Sarebbe bene far sì che questi problemi non accadano o accadano il meno possibile; per fare ciò seguite sempre le direttive di manutenzione della macchina per il caffè che generalmente si trovano all’interno del libretto di istruzioni: per lo più il consiglio è quello di effettuare una pulizia con decalcificazione almeno una volta l’anno, meglio se ogni sei mesi, ovviamente contando un utilizzo medio; se la vostra macchina prepara un alto numero di caffè al giorno, è meglio effettuare la pulizia in modo consono a questo dato. In genere si suggerisce di pulire l’intera macchina ogni 200-250 caffè preparati. Effettuando la pulizia periodica, teoricamente non dovreste avere problemi di perdite d’acqua o formazioni di calcare; bisogna però tenere conto che esistono alcune variabili, tra cui la composizione dell’acqua che si utilizza, che può contenere più o meno calcare, e la tipologia di macchina.

Se nonostante tutto si dovesse riscontrare una perdita d’acqua nella macchina per il caffè, per prima cosa sarà necessario comprendere la causa e capire se sia tra le tre che abbiamo indicato in precedenza sia. A seconda di quest’ultima sarà possibile comportarsi di conseguenza per risolvere il problema.

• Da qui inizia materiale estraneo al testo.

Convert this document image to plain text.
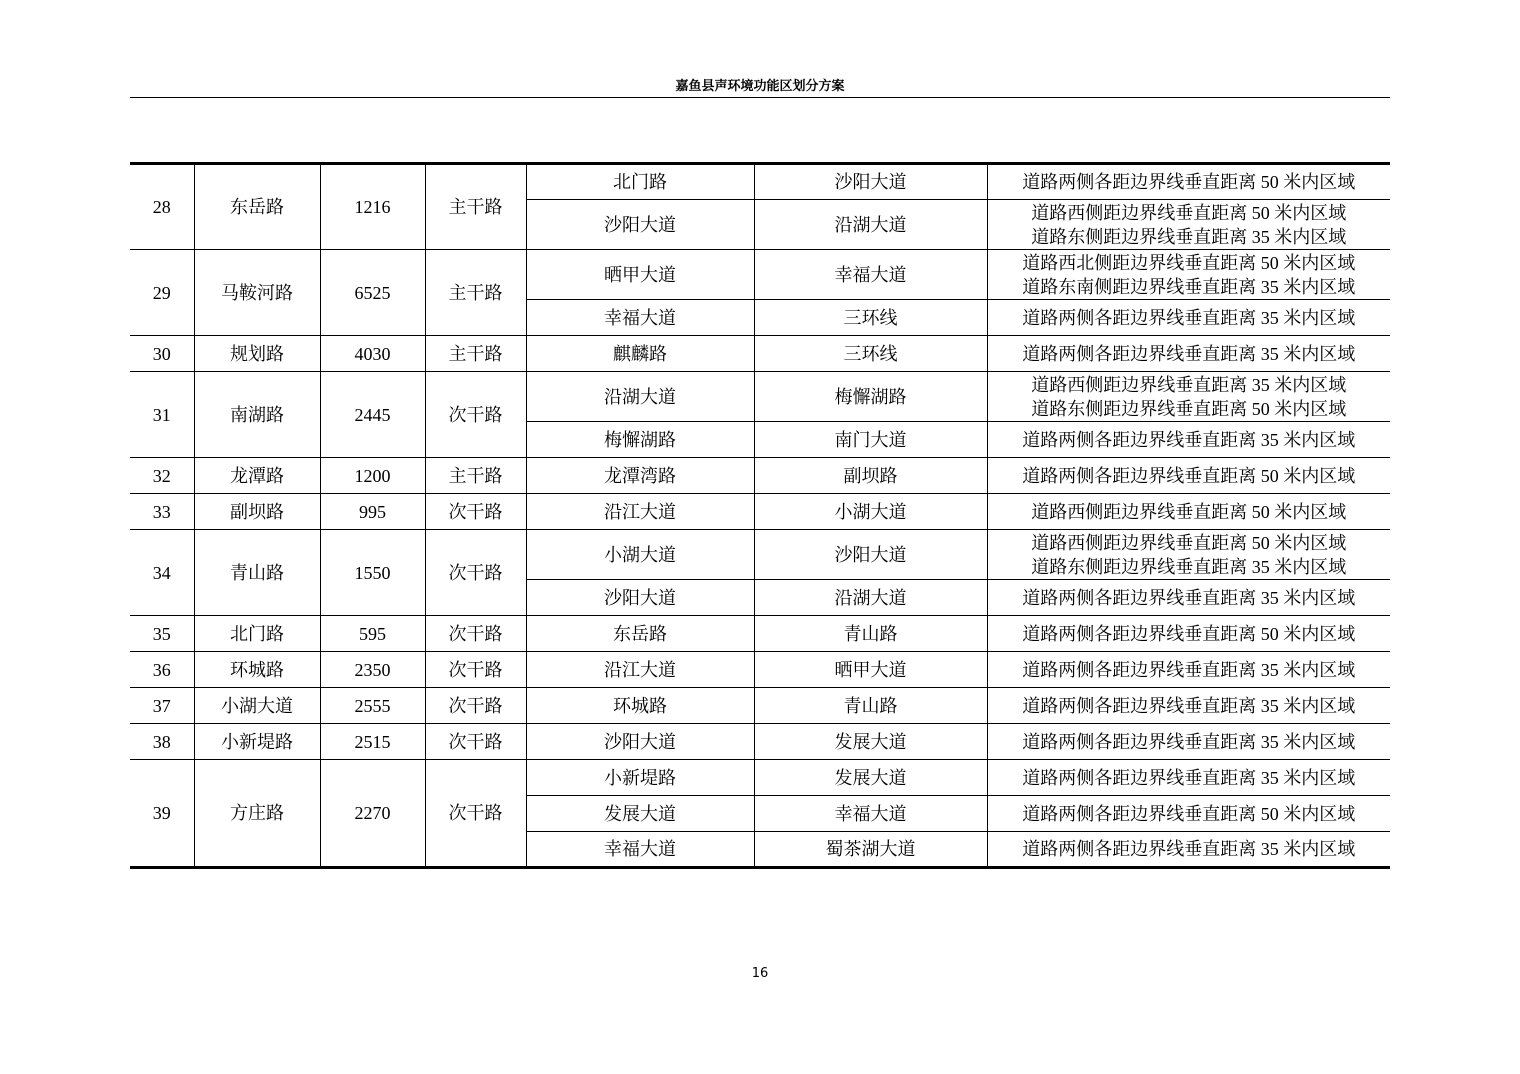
嘉鱼县声环境功能区划分方案
28	东岳路	1216	主干路	北门路	沙阳大道	道路两侧各距边界线垂直距离 50 米内区域

				沙阳大道	沿湖大道	道路西侧距边界线垂直距离 50 米内区域
道路东侧距边界线垂直距离 35 米内区域

29	马鞍河路	6525	主干路	晒甲大道	幸福大道	道路西北侧距边界线垂直距离 50 米内区域
道路东南侧距边界线垂直距离 35 米内区域

				幸福大道	三环线	道路两侧各距边界线垂直距离 35 米内区域

30	规划路	4030	主干路	麒麟路	三环线	道路两侧各距边界线垂直距离 35 米内区域

31	南湖路	2445	次干路	沿湖大道	梅懈湖路	道路西侧距边界线垂直距离 35 米内区域
道路东侧距边界线垂直距离 50 米内区域

				梅懈湖路	南门大道	道路两侧各距边界线垂直距离 35 米内区域

32	龙潭路	1200	主干路	龙潭湾路	副坝路	道路两侧各距边界线垂直距离 50 米内区域

33	副坝路	995	次干路	沿江大道	小湖大道	道路西侧距边界线垂直距离 50 米内区域

34	青山路	1550	次干路	小湖大道	沙阳大道	道路西侧距边界线垂直距离 50 米内区域
道路东侧距边界线垂直距离 35 米内区域

				沙阳大道	沿湖大道	道路两侧各距边界线垂直距离 35 米内区域

35	北门路	595	次干路	东岳路	青山路	道路两侧各距边界线垂直距离 50 米内区域

36	环城路	2350	次干路	沿江大道	晒甲大道	道路两侧各距边界线垂直距离 35 米内区域

37	小湖大道	2555	次干路	环城路	青山路	道路两侧各距边界线垂直距离 35 米内区域

38	小新堤路	2515	次干路	沙阳大道	发展大道	道路两侧各距边界线垂直距离 35 米内区域

39	方庄路	2270	次干路	小新堤路	发展大道	道路两侧各距边界线垂直距离 35 米内区域

				发展大道	幸福大道	道路两侧各距边界线垂直距离 50 米内区域

				幸福大道	蜀茶湖大道	道路两侧各距边界线垂直距离 35 米内区域
16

Se la perdita è causata da un’ostruzione del beccuccio o dei tubi, consigliamo per prima cosa di tentare una pulizia con aceto o con decalcificante; se questa non dovesse funzionare, sarà necessario aprire la macchina e pulirne l’interno, smontando i pezzi in modo ordinato. Sarà necessario lo smontaggio anche nel caso in cui si trattasse di guarnizione.

Se anche in seguito alla pulizia approfondita la macchina continua a perdere acqua, potrebbe trattarsi di altri problemi, quali la guarnizione del termoblocco o l’elettrovalvola. In questi casi la soluzione più sicura e immediata, soprattutto nel caso in cui non aveste conoscenze di riparazioni fai-da-te, è quella di rivolgersi all’assistenza: sarà infatti necessario procurarsi pezzi di ricambio ufficiali per provvedere alla riparazione, e nessuno meglio di loro saprà risolvere la perdita di acqua della vostra macchina per il caffè.